The actual amount of the residual value depends on the current market conditions at the time of the Stop-Loss Event. In the worst case, the residual value could also be zero.
Since certificates on commodities are usually based on futures contracts, the rollover takes place shortly before the expiration of the underlying futures. The current underlying futures contract is sold and the next expiring futures contract is bought. The current underlying contract is published on the product detail pages.
The Stop-Loss Level of Mini-Future Certificates is intended to prevent investors from suffering a total loss.
On the first trading day of each month, BNP Paribas fixes the Stop-Loss Levels for Mini-Future Certificates on indices and equities on the basis of the Stop-Loss Buffer and the Financing Level then valid at the time. Large dividend payments may result in a sub-monthly adjustment.
With Mini-Future Certificates on commodities, the adjustment is dependent upon the configuration of the respective futures contract.
The Stop-Loss Buffer defines the Stop-Loss Level relative to the Financing Level. The Stop-Loss Buffer is identical for Mini-Longs and Mini-Shorts on the same underlying and can be adjusted by BNP Paribas if necessary.

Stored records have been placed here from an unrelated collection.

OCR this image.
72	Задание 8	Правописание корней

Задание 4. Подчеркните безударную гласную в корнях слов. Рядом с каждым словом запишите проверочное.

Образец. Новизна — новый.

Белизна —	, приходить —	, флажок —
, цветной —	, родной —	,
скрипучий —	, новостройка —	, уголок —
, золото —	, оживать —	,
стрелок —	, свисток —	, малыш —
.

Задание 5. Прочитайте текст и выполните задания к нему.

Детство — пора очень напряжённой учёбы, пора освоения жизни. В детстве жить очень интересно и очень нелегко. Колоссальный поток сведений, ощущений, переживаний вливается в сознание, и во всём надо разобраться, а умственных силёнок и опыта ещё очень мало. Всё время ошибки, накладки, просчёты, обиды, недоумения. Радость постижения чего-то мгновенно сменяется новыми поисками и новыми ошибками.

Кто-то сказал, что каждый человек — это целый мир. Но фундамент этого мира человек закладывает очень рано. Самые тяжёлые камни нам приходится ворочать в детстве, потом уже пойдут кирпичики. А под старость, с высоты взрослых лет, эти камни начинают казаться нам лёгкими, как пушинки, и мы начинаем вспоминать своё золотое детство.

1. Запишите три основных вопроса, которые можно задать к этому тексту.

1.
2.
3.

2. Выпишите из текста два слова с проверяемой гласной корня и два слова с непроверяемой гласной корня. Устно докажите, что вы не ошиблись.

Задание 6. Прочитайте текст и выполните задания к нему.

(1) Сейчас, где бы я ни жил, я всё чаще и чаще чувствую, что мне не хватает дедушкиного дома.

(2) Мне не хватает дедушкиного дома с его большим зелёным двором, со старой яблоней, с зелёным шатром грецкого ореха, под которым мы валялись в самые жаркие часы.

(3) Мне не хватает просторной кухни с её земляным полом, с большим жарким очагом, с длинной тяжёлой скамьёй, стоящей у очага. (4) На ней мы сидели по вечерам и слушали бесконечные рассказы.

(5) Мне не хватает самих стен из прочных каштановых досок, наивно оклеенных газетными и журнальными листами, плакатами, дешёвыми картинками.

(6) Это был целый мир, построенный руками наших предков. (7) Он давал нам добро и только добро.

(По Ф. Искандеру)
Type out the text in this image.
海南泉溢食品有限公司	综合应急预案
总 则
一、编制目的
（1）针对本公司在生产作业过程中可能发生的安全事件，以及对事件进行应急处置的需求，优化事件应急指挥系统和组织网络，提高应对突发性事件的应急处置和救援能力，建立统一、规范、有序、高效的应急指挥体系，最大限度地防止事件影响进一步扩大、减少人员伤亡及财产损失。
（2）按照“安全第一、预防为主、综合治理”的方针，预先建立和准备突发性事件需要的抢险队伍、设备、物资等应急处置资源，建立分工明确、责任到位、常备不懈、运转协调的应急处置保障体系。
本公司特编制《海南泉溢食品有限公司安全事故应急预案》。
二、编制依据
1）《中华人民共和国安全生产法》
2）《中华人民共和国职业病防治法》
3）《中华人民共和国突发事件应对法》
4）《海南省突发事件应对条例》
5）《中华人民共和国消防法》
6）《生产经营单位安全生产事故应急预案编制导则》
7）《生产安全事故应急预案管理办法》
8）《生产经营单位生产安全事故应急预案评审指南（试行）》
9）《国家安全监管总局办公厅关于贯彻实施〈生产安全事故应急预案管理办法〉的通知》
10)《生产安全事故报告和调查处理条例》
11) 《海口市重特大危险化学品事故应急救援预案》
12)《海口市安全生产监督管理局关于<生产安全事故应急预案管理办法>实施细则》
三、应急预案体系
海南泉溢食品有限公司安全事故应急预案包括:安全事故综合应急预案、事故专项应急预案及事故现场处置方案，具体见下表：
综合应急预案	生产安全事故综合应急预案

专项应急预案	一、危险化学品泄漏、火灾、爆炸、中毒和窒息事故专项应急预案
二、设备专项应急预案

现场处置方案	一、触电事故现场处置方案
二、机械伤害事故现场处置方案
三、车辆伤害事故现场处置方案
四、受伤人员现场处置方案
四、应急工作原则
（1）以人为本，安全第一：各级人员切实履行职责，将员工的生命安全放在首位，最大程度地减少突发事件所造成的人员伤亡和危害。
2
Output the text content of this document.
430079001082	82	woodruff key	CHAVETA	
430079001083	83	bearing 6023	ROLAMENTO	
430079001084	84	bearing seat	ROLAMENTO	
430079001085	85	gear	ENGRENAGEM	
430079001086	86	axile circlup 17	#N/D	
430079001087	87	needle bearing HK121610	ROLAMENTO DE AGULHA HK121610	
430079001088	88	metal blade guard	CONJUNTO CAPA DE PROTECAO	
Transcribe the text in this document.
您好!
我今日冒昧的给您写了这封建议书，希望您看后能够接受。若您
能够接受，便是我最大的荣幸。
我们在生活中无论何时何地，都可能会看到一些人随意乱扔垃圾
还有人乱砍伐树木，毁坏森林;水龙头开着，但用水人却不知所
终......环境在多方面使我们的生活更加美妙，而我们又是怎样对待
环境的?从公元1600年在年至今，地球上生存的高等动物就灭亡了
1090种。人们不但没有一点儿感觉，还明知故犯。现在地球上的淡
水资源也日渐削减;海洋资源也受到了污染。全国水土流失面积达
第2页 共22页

As soon as the underlying reaches the Stop-Loss Level in the course of trading, or falls below (for Mini-Longs) or exceeds (for Mini-Shorts) it, the Mini-Future Certificate expires and trading on the exchange is discontinued. The underlying position is unwound by BNP Paribas.
The Financing Spread of Mini-Future Certificates and Knock-Out Warrants is an interest rate margin set by BNP Paribas.